It is noteworthy that converting the initially generated
alkylboronic acid to the corresponding pinacol ester was
unexpectedly challenging (e.g., 0% yield for compound 74, vide
infra), presumably due to the steric hindrance of the generated
tertiary boronic acid (entry 10). However, after further
optimization, it was found that heating at 100 °C with pinacol
(entry 1) or using ethylene glycol as a condensation reagent
(entry 11)²⁰ enabled efficient boronic ester formation.

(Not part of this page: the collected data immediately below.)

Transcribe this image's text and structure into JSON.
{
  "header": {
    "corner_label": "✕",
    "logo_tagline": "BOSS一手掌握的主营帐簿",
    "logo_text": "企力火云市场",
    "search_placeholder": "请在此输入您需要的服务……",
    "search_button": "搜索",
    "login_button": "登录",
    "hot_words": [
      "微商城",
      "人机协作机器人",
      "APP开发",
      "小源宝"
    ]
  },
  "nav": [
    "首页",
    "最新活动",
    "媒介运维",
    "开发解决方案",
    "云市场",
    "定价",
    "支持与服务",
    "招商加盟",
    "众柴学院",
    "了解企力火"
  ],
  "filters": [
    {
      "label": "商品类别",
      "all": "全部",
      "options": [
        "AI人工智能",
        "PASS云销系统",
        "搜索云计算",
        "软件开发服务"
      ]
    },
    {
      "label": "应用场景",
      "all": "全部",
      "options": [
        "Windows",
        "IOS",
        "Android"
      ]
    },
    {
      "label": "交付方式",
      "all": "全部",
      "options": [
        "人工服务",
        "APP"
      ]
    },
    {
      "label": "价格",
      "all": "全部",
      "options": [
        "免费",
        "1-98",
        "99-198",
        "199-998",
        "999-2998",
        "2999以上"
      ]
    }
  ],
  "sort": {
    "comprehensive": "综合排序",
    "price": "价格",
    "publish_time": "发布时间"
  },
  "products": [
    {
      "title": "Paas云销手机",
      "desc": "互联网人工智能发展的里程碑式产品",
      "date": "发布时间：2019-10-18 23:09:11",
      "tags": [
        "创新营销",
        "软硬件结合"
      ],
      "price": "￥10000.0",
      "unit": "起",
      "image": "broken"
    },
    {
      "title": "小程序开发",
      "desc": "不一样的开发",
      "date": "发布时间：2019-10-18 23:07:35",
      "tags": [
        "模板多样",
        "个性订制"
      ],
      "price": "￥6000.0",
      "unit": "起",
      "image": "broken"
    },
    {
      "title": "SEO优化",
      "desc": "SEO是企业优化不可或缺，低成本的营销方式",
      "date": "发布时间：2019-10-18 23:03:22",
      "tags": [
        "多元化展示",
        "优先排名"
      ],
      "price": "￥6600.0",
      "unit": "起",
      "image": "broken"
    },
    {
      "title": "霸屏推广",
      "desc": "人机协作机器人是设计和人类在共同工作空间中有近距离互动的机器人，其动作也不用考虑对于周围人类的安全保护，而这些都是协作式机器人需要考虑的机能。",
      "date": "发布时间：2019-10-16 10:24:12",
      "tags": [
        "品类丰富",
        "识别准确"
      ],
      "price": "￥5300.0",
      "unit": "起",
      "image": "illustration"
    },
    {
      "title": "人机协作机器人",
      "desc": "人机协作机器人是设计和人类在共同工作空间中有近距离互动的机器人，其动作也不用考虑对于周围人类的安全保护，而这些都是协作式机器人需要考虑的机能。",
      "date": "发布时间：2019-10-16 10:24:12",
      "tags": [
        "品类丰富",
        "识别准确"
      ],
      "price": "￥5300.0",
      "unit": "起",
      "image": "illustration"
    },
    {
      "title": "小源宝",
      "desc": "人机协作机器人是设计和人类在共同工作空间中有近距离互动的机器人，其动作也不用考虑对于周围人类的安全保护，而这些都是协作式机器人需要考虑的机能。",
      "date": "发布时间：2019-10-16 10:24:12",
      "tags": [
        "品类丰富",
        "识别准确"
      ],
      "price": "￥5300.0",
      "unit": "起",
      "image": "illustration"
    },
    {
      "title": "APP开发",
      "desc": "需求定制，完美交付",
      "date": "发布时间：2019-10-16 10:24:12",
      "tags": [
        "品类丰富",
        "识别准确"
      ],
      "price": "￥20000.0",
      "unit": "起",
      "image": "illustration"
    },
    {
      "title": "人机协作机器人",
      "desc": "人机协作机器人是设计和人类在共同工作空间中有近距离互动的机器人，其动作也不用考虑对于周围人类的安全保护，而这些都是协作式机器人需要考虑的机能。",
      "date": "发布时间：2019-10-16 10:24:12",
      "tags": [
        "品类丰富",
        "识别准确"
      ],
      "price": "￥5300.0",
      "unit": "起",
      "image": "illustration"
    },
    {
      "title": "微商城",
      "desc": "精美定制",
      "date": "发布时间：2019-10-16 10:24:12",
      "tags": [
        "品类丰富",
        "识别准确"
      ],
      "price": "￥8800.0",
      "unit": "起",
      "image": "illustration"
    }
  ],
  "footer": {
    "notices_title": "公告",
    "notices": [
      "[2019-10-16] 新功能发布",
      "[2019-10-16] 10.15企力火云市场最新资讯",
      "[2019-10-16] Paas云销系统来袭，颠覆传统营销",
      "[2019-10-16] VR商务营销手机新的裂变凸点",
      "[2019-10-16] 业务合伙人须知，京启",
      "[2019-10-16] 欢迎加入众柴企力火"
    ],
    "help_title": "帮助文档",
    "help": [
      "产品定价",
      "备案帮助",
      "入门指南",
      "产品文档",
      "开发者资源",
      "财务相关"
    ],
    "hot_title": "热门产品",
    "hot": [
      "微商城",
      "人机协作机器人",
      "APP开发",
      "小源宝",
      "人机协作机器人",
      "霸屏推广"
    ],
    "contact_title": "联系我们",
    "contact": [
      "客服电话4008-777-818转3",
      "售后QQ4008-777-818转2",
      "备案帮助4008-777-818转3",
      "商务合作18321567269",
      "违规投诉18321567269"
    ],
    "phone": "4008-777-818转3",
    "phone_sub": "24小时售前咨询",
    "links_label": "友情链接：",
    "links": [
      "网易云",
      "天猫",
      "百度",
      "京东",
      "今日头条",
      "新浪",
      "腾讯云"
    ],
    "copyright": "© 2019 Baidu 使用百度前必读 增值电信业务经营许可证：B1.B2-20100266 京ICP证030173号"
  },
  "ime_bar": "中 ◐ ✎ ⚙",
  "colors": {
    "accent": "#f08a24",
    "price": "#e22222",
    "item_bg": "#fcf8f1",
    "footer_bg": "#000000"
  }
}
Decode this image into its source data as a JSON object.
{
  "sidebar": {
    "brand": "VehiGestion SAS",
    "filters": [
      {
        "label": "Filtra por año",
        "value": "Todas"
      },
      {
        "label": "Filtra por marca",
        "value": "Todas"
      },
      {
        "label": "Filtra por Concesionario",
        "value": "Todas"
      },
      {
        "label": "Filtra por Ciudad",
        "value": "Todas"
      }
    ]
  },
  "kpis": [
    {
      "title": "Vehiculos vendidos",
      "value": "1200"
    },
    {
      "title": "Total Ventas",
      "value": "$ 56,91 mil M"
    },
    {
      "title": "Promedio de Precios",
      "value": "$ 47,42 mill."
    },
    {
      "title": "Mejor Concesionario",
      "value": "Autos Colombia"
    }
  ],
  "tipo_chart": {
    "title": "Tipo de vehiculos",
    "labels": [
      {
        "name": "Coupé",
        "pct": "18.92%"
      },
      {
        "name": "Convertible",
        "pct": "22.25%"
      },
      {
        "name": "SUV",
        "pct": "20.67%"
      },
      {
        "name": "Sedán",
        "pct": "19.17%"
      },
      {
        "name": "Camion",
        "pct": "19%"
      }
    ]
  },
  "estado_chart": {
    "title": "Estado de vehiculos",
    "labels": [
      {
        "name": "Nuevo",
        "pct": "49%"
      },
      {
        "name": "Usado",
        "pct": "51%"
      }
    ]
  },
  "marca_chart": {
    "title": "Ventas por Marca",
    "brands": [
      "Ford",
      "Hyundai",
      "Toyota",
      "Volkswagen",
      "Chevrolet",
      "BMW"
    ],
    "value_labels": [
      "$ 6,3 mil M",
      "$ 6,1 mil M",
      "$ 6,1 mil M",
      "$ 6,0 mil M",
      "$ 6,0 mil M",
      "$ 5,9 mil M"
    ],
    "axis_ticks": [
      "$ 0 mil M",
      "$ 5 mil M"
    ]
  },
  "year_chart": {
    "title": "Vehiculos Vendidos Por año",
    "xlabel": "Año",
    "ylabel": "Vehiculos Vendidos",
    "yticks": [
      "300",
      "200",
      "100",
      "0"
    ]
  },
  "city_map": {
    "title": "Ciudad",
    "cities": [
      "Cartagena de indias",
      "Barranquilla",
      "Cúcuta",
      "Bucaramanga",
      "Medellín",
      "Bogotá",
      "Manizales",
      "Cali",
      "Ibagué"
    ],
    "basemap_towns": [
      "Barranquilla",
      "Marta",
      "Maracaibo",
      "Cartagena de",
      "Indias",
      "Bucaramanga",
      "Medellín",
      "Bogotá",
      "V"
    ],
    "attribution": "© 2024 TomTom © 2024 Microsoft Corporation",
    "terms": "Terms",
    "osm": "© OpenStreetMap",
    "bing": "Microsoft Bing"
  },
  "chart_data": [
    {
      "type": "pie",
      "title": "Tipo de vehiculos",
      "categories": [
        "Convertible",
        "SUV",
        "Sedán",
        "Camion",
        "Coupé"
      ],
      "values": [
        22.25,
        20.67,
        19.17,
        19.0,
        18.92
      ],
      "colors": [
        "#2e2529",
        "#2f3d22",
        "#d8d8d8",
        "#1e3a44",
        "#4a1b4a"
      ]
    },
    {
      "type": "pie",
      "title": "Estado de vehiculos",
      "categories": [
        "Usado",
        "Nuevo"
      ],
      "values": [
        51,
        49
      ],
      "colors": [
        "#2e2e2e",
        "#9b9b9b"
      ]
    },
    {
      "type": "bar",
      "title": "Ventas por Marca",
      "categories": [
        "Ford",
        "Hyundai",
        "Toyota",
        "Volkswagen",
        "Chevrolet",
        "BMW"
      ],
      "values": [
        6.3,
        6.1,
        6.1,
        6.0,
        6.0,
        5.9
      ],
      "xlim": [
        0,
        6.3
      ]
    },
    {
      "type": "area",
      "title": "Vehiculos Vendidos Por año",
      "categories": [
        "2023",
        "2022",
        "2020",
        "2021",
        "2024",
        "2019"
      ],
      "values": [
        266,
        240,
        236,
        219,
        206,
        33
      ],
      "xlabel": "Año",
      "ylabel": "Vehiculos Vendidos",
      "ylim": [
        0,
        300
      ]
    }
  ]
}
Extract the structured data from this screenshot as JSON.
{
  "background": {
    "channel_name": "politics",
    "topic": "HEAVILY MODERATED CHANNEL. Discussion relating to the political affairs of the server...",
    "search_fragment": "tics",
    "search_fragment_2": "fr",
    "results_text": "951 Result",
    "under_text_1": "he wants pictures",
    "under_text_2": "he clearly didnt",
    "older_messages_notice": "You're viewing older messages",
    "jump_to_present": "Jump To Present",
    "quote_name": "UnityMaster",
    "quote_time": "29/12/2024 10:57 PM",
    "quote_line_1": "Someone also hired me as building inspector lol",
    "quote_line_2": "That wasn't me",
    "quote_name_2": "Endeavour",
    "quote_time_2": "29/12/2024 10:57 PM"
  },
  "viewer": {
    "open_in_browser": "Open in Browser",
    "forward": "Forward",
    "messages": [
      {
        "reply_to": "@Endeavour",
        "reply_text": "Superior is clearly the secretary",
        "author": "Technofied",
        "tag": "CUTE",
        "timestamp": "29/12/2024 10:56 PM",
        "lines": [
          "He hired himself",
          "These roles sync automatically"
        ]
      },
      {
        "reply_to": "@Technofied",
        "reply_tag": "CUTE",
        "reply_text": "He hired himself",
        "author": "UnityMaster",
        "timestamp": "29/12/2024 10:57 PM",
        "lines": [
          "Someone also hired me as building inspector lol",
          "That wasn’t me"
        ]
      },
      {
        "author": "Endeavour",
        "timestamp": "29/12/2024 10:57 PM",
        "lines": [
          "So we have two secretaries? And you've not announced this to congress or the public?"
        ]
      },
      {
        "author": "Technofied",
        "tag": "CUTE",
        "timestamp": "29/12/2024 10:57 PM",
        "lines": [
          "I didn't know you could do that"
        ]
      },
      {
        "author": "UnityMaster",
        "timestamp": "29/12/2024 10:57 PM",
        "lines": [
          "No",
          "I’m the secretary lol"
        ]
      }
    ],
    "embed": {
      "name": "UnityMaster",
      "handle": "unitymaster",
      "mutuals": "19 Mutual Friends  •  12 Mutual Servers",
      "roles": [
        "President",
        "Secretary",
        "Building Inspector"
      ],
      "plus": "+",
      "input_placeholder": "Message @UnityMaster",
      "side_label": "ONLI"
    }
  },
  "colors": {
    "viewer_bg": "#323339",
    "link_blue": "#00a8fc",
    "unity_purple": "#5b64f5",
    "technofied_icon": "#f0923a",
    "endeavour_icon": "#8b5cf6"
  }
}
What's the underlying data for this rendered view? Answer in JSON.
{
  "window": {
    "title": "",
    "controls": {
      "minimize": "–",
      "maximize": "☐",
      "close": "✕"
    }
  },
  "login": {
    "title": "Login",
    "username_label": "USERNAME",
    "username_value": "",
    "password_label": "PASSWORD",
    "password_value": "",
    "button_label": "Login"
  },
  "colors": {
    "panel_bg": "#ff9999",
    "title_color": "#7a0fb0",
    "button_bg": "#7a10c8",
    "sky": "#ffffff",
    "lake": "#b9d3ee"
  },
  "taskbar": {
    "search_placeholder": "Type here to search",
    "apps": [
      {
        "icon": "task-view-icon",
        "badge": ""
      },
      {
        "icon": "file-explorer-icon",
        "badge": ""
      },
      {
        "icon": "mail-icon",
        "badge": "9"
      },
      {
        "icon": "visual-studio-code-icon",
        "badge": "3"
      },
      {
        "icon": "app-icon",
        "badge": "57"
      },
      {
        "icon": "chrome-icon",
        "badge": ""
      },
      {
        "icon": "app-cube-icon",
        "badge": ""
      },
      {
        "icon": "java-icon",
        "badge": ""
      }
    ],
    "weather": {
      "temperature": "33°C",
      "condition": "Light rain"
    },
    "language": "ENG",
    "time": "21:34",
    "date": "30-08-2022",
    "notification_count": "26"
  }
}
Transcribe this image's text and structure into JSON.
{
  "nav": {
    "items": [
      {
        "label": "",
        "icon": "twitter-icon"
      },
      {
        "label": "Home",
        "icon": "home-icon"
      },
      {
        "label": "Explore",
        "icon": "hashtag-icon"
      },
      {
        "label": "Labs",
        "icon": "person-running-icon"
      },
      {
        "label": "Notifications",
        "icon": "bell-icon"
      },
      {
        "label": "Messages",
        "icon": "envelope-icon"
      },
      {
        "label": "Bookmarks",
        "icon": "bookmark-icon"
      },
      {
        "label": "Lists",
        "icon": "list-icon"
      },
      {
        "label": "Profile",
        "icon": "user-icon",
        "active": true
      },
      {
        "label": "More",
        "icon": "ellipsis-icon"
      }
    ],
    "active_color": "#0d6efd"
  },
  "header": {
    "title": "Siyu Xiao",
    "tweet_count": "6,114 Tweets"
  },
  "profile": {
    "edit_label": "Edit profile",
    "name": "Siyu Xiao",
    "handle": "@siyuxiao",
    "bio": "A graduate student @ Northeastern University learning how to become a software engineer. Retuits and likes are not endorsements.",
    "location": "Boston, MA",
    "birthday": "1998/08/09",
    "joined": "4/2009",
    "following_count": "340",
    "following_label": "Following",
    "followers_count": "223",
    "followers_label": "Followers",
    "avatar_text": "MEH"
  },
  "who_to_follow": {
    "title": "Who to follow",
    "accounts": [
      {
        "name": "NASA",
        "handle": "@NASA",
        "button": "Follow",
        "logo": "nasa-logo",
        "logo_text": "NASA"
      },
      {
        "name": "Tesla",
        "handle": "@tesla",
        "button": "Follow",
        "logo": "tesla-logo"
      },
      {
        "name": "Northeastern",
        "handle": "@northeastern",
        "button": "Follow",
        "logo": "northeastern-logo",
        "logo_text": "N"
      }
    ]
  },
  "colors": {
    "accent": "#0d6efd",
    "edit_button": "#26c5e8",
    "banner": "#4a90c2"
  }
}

Notably, despite sulfonylhydrazone 8 being easy to prepare
and bench-stable (usually isolated as a crystalline solid by
filtration), an in situ protocol was developed to enable
functionalization of the starting ketone 13 in one pot (entry
16), resulting in comparable results to the optimized
procedure. Additionally, procedures (entries 14 and 15) that
employ the more stable (and commercial) potassium
alkyltrifluoroborate 12 as a cross-coupling partner were also
developed.²¹ As a current limitation, pinacol boronic esters are
not competent as coupling partners in this transformation (see
the Supporting Information for detailed substrate limitations).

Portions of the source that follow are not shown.